Он не успел ответить. Ладью качнуло так высоко, что она утратила вес, обрела подъемную силу и, легко оторвавшись от крепей, поплыла над ночной Москвой. Над блестящей, в кораблях и утках, рекой. Над скверами, где били фонтаны. Над площадями, в фиолетовых мазках фонарей. Над озаренными храмами, среди золотых кустистых крестов. Кремль, как диво, в дворцах и бойницах, белых соборах и зеленых кудрявых холмах, раскрыл внизу свою чашу. Проплывая над Кремлем, почти касаясь рукой колокольни Ивана Великого, Белосельцев наконец прочитал ту заветную надпись под куполом. Она гласила, что он, Белосельцев, начинает новую жизнь, и юная женщина, сидящая с ним в ладье, знает об этой жизни больше, чем он, ведет его своей хрупкой рукой.

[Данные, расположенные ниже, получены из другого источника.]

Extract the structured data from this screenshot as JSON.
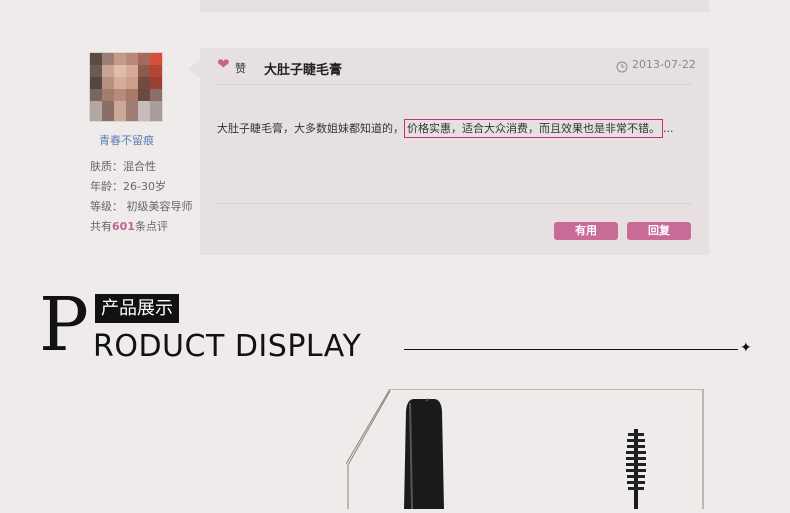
{
  "review": {
    "user": {
      "name": "青春不留痕",
      "skin": "肤质：混合性",
      "age": "年龄：26-30岁",
      "level": "等级： 初级美容导师",
      "count_prefix": "共有",
      "count": "601",
      "count_suffix": "条点评"
    },
    "like_label": "赞",
    "title": "大肚子睫毛膏",
    "date": "2013-07-22",
    "text_before": "大肚子睫毛膏，大多数姐妹都知道的，",
    "text_highlight": "价格实惠，适合大众消费，而且效果也是非常不错。",
    "text_after": "...",
    "useful_label": "有用",
    "reply_label": "回复"
  },
  "section": {
    "big_letter": "P",
    "cn_label": "产品展示",
    "en_heading": "RODUCT DISPLAY",
    "line_end_icon": "✦"
  },
  "colors": {
    "accent": "#c96b97",
    "highlight_border": "#c0308a",
    "username": "#5b7fb0"
  }
}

Ладья опустилась на землю. Кругом смеялись, шумели. Он посмотрел на небо, где мерцали небесные водоросли, потревоженные полетом ладьи.
Они дошли до метро, спустились вниз, стали прощаться.
– Спасибо вам за чудесный день, Виктор Андреевич, – сказала она.
– Это я вам должен быть благодарен, Даша.
– Когда мы теперь увидимся?
– Позвоните мне, когда захотите.
– Ой, у меня нету ручки записать телефон.
– И я свою дома забыл.
– Я придумала. – Она извлекла из сумочки маленький цилиндрик с помадой. Выдавила наружу красный бархатистый язычок. Записала на билете с нарисованной летящей ладьей его телефон. На другом билете – свой. Протянула ему. – Будем друг другу звонить.
Подошел поезд, голубой, с зеркальными окнами. Она впорхнула в двери, махнула ему сквозь стекло. Поезд со звоном умчался.
Белосельцев стоял, улыбался. Представлял, как держится она за блестящий поручень, среди мелькающих ламп. Смотрит на квиток с красными письменами.